Chronik des Vereins
Herzlich Willkommen beim VFV Fidelitas
Verein für Volksbühnenspiele
VFV Fidelitas Dorstfeld 1922
Josef Henkel und Bernhard Pollmeier, zwei Mitglieder des Mandolinen - Clubs "Alpenrose", bemerkten, dass in ihrem Verein einige Talente heranwachsen, die jederzeit auf einer Bühne Theater spielen könnten. Man überlegte, ob man nicht auch einen Theaterverein gründen sollte.

Im Februar 1922 entschloss man sich, den Verein für Volksbühnenspiele (VfV) Fidelitas Dorstfeld 1922 zu gründen. Schon im Gründerjahr trat Änne Welle, Emil Balstermann, Hans Bieker, Paul Brummel, August Schöttler und Friedrich Tiemann dem Verein bei. Sie kann man als die Gründer des VfV bezeichnen.

Den 1. Vorsitz übernahm seinerzeit Hans Bieker. Ihm wurde es nicht lange nach der Vereinsgründung von den Besatzungstruppen unmöglich gemacht, den aufstrebenden Verein weiterzuleiten.

Nachdem alle Dorstfelder Säle beschlagnahmt worden waren, musste eine Zeit auf öffentliche Veranstaltungen verzichtet werden. Trotzdem wurde noch außerhalb Dorstfelds, in Huckarde und Umgebung, vereinzelt gespielt.

Inzwischen hatte sich das Mitglied Paul Brummel für den Verein stark engagiert und auch den 1. Vorsitz übernommen. Mit einer kurzen Unterbrechung in den Jahren 1925 - 1926 (Vorsitz Hans Bieker), führte er den Verein bis 1938. Mit ihm und dem musikalischen Leiter Edmund Brummel kamen hauptsächlich Operetten zur Aufführung, die dem Verein einen tollen Aufschwung bescherten.
Während des Zweiten Weltkriegs ruhten die Aktivitäten bei Fidelitas.
Er trat erst im September 1947 wieder an die Öffentlichkeit. Bis Dezember 1948 übernahm Josef Henkel den Vorsitz. Danach legte der Verein den Vorsitz in die Hände von August Schöttler(1949 - 1951), Heinrich Wemhöner (1951 - 1952) und wieder Josef Henkel. Da man wieder sehr viele Operetten aufführte, übernahm die musikalische Leitung Martin Riedemann.

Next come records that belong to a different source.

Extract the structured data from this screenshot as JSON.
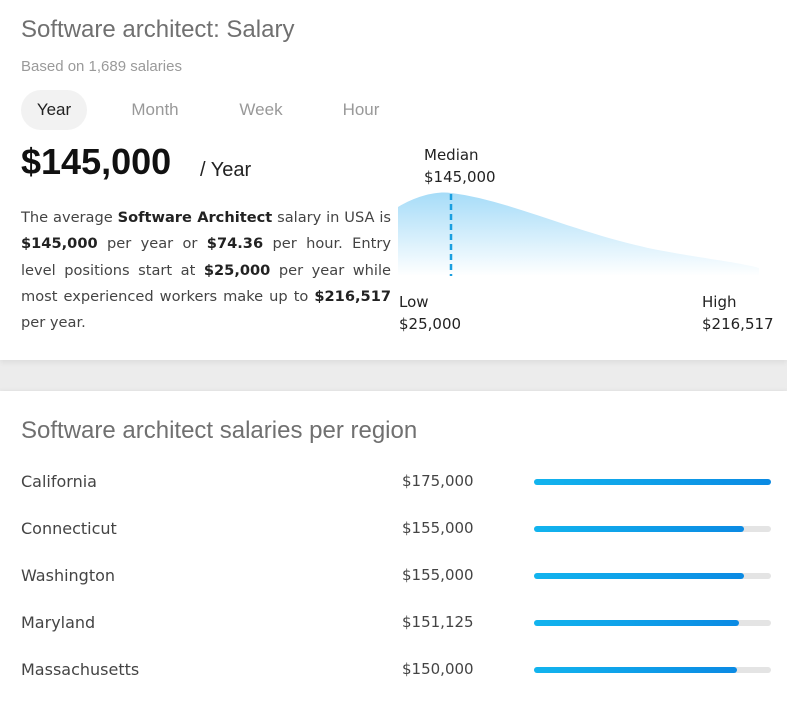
{
  "salary": {
    "title": "Software architect: Salary",
    "subtitle": "Based on 1,689 salaries",
    "tabs": [
      {
        "label": "Year",
        "active": true
      },
      {
        "label": "Month",
        "active": false
      },
      {
        "label": "Week",
        "active": false
      },
      {
        "label": "Hour",
        "active": false
      }
    ],
    "amount": "$145,000",
    "unit": "/ Year",
    "description": {
      "p1": "The average ",
      "job": "Software Architect",
      "p2": " salary in USA is ",
      "yearly": "$145,000",
      "p3": " per year or ",
      "hourly": "$74.36",
      "p4": " per hour. Entry level positions start at ",
      "entry": "$25,000",
      "p5": " per year while most experienced workers make up to ",
      "top": "$216,517",
      "p6": " per year."
    },
    "distribution": {
      "median_label": "Median",
      "median_value": "$145,000",
      "low_label": "Low",
      "low_value": "$25,000",
      "high_label": "High",
      "high_value": "$216,517"
    },
    "colors": {
      "accent": "#0b8ae3",
      "accent_light": "#12b4ee",
      "curve_fill_top": "#a6dcf8"
    }
  },
  "regions": {
    "title": "Software architect salaries per region",
    "max_value": 175000,
    "items": [
      {
        "name": "California",
        "amount": "$175,000",
        "value": 175000
      },
      {
        "name": "Connecticut",
        "amount": "$155,000",
        "value": 155000
      },
      {
        "name": "Washington",
        "amount": "$155,000",
        "value": 155000
      },
      {
        "name": "Maryland",
        "amount": "$151,125",
        "value": 151125
      },
      {
        "name": "Massachusetts",
        "amount": "$150,000",
        "value": 150000
      }
    ]
  }
}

Mit Operetten wie "Schwarzwaldmädel" und "Der Vetter aus Dingsda" wurde der Verein weit über die Grenzen Dorstfelds bekannt.
Seit Anfang 1957 leitete Friedrich (Fritz) Tiemann den Vorsitz bis 1968 in vorzüglicher Manier. 1972 übernahm er den Verein zum 50jährigen Jubiläum wieder, nachdem er vier Jahre pausiert hatte. Während dieser Unterbrechung führten Günter Koretzki (1968 -1969) und Werner Wilkniss (1970 - 1971) die Mitglieder an.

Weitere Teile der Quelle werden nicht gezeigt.